Bill sent me a message this morning asking for information about container ship cruises because his son wants to come home from Europe that way. Meanwhile Bill's daughter presently in Canberra is planning to take our son George to Alice Springs and beyond next month, or vice versa. My sister and brother-in-law are setting off to meet their daughters in India at the end of next week, one of whom is posting links on Facebook to photos of her boyfriend's trip to a family wedding in South Africa. Elva has been telling us about her recent meetings in hazardous Peru and then Bonn and the time it took getting back to Ottawa from Bonn; because of the weather her horrendous journey lasted more than 24 hours. At this very moment Carol and her parents are driving north towards Canada after their spring break at Hilton Head in South Carolina. That's going to take a while, too. Another friend of mine, Rosemary, is sending me emails from Lacoste in Provence attaching pictures she has taken of the vineyards and the old town (that looks remarkably like Roquebrun in the Languedoc-Roussillon area where I once spent a very enjoyable week). From France, Rosemary has also taken a trip to Bonn to visit a couple of German friends from our Konversationsgruppe who live there now. Another three friends of mine have been travelling to Cuba and yet another is moving to Jakarta, Indonesia, in April.

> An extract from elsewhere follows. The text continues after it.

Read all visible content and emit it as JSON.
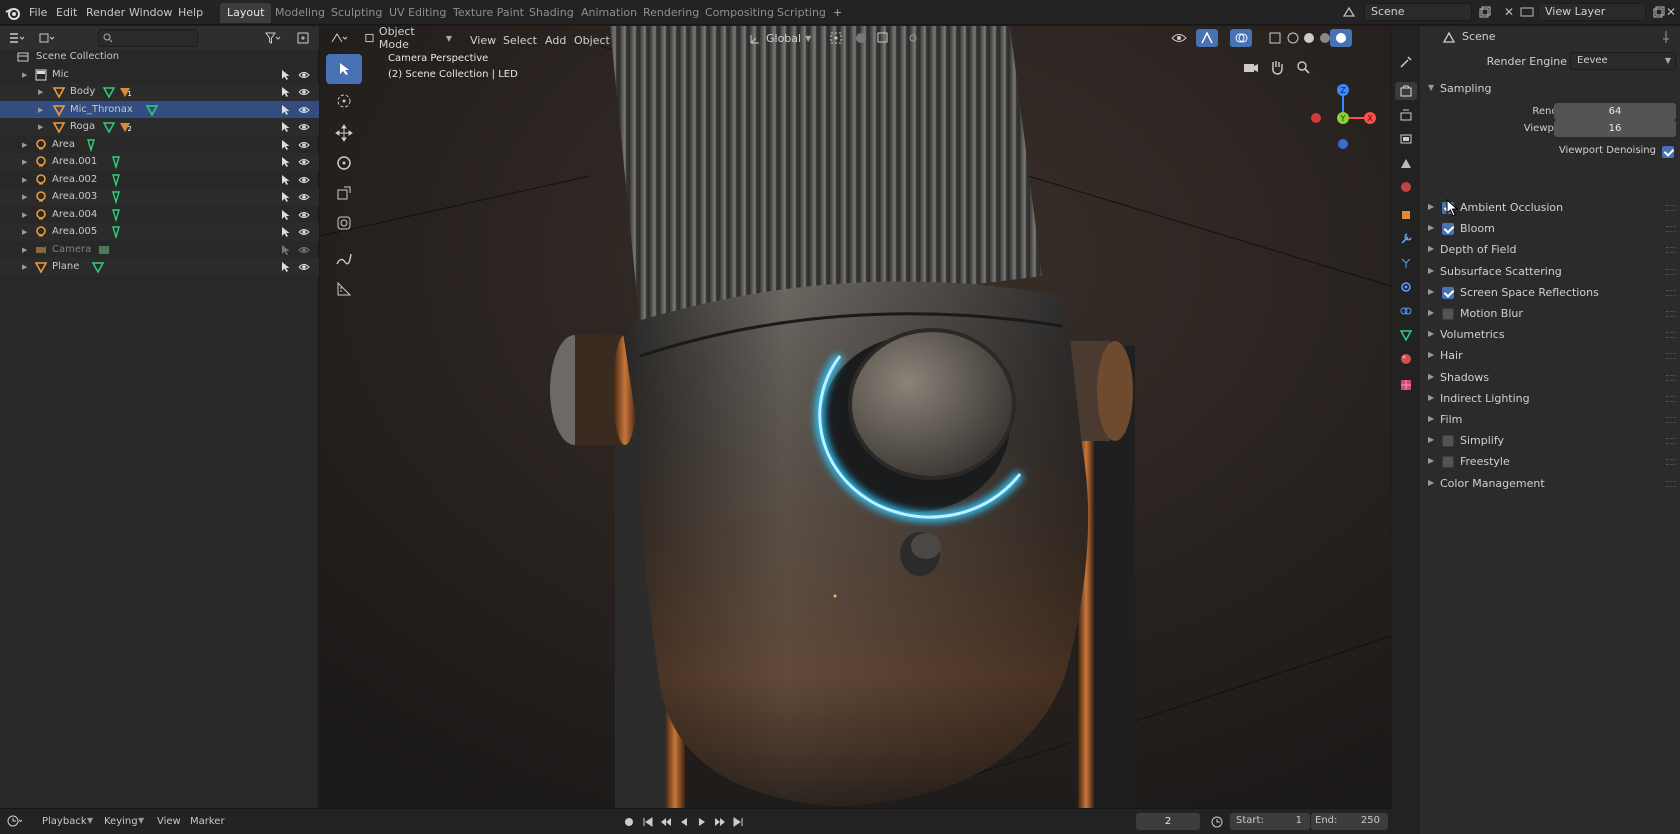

What is it that makes people want to move around so much? It's nothing new. I'm sure this urge to see the world was the main reason that young men left for the Crusades in the middle ages. Young women would have gone too, I expect, had they had the opportunity.
Next Tuesday evening Chris and I shall be setting off for our week in Cornwall where neither of us has been before.
5 comments:
Excluding a few religious motives (e.g., the children's crusade) the motives of the people going off for the crusades, particularly the 4th crusade, seemed to be simply booty. This is re-inforced by the attitude of the crusaders to Constantinople---a Christian city!
Is it done to engage in a debate with commenters? It is naive to suggest that booty was the prime motivation of the crusaders. There was surely a sense of self-righteous zeal involved, too. The ultimate prize was salvation, and hence eternal comfort; the prospect of acquiring earthly riches, through plundering the unbelievers en route, was only fair game.
Then as now, why do people set off elsewhere? Their motives are many and all mixed up, obviously, but (never mind the acquisitive side of human nature) I still come back to my first impression that the main impulse is the more innocent one of restless curiosity, or the yearning for a change of scene.
In response to "melandfaith" (a strange amalgam): Ah but, in accordance with the Christian principles, the people in Constantinople were not "unbelievers": they were fellow Christians. Yet all of the crusades tried to sack Constantinople and the 4th crusade never got further east than there.
In answer to anonymous. The fate of the people of Constantinople should be no surprise. Sectarianism and heresey have always been good stimuli for a purge. Look to the Albigensian Crusade, whose target was the Cathar heresy, or, more recently, the Catholic/Protestant decimation in Ireland. The word "simply" is inadequate when analysing political, acquisitive or religious motives.